Se nel vecchio mondo si trattava di una pratica volta a integrare i magri raccolti di cereali, il consumo di ghiande era fondamentale per molte tribù di aborigeni americani, fino a tempi moderni (1). La longevità che si osserva fra alcune di tali tribù viene attribuita, almeno in parte, al basso indice glicemico e ad altri effetti salutari del consumo di ghiande (2). Nell'Europa contemporanea, il consumo di ghiande è limitato a pochi cultori dell'alimurgia e gourmet in cerca di ingredienti originali. La maggior parte viene destinata all'alimentazione di suini, in particolare quelli di razza iberica allevati in stato semibrado, come previsto dal disciplinare di produzione del pregiato prosciutto "pata negra" o "jamón de bellota". In Italia, l'allevamento di suini in stato semibrado in boschi di latifoglie è praticato ancora, ma solo a livello di produzioni locali come, ad esempio, quella del suino nero lucano, molto simile a quello iberico.

 

La raccolta delle ghiande a scopo alimentare è documentata dal Neolitico. La pittura rupestre della caverna di La Sarga, Spagna, datata fra 2.500 e 5mila anni a.C., mostra un individuo che colpisce i rami di due lecci con un palo e le ghiande cadute per terra

La raccolta delle ghiande a scopo alimentare è documentata dal Neolitico. La pittura rupestre della caverna di La Sarga, Spagna, datata fra 2.500 e 5mila anni a.C., mostra un individuo che colpisce i rami di due lecci con un palo e le ghiande cadute per terra

(Fonte foto: Tratta da La Sarga - Arte Rupestre)

 

Tutte le specie del genere Quercus producono ghiande, e in linea di massima tutte sono commestibili dopo un adeguato trattamento per eliminare i tannini. Questi ultimi sono composti con interessanti proprietà antiossidanti, ma che rendono la ghianda estremamente amara e astringente, potenzialmente tossica se ingerita in grande quantità.

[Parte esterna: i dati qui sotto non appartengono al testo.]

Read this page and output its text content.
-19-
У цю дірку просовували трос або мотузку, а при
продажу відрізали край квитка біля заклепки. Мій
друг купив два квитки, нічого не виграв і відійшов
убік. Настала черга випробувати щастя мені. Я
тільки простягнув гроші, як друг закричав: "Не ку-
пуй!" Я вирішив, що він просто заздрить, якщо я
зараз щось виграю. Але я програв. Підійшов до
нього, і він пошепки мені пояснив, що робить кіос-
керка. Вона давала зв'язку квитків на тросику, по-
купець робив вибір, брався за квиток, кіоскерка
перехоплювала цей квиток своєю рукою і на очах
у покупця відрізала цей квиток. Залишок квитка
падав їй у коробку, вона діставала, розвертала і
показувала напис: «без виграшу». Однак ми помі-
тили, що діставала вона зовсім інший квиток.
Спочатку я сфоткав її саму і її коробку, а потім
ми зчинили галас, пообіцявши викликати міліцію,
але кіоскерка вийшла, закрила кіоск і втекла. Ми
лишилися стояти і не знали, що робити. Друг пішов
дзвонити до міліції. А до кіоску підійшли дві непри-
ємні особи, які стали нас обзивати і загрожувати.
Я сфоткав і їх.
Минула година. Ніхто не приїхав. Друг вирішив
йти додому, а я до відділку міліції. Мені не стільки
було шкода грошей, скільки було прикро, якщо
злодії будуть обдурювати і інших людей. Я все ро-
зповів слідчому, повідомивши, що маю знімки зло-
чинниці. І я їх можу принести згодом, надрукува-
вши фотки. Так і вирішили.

Il trattamento consiste nell'essiccazione delle ghiande, che facilita l'eliminazione della buccia mediante pestatura, poi la polpa viene ridotta a farina e quest'ultima sottoposta a lisciviazione con acqua, che asporta i tannini ma purtroppo anche i minerali. La farina trattata si può utilizzare come addensante perché contiene molto amido, oppure si può torrefare per preparare una bevanda simile al caffè d'orzo, oppure mischiare a farine di cereali per la preparazione di pane. È possibile estrarre circa il 10% di olio commestibile dalle ghiande.

 

Il leccio (Quercus ilex subsp ilex L.), la sottospecie più diffusa nell'areale Mediterraneo e l'unica presente in Italia, produce ghiande amare. Il Quercus ilex subsp rotundifolia (alias subsp ballota), chiamato carrasca in spagnolo, produce ghiande dolci o poco amare, ma è presente solo in Spagna e in minor misura in Portogallo e Marocco. L'osservatore inesperto può facilmente confondere il leccio con due suoi parenti stretti: la sughera (Quercus suber) e la quercia spinosa (Quercus coccifera).

 

Vi è un crescente interesse per i sistemi di produzione semiestensivi ed estensivi in cui un uso efficiente delle risorse alimentari costituisce un fattore chiave per la sostenibilità e il benessere degli animali.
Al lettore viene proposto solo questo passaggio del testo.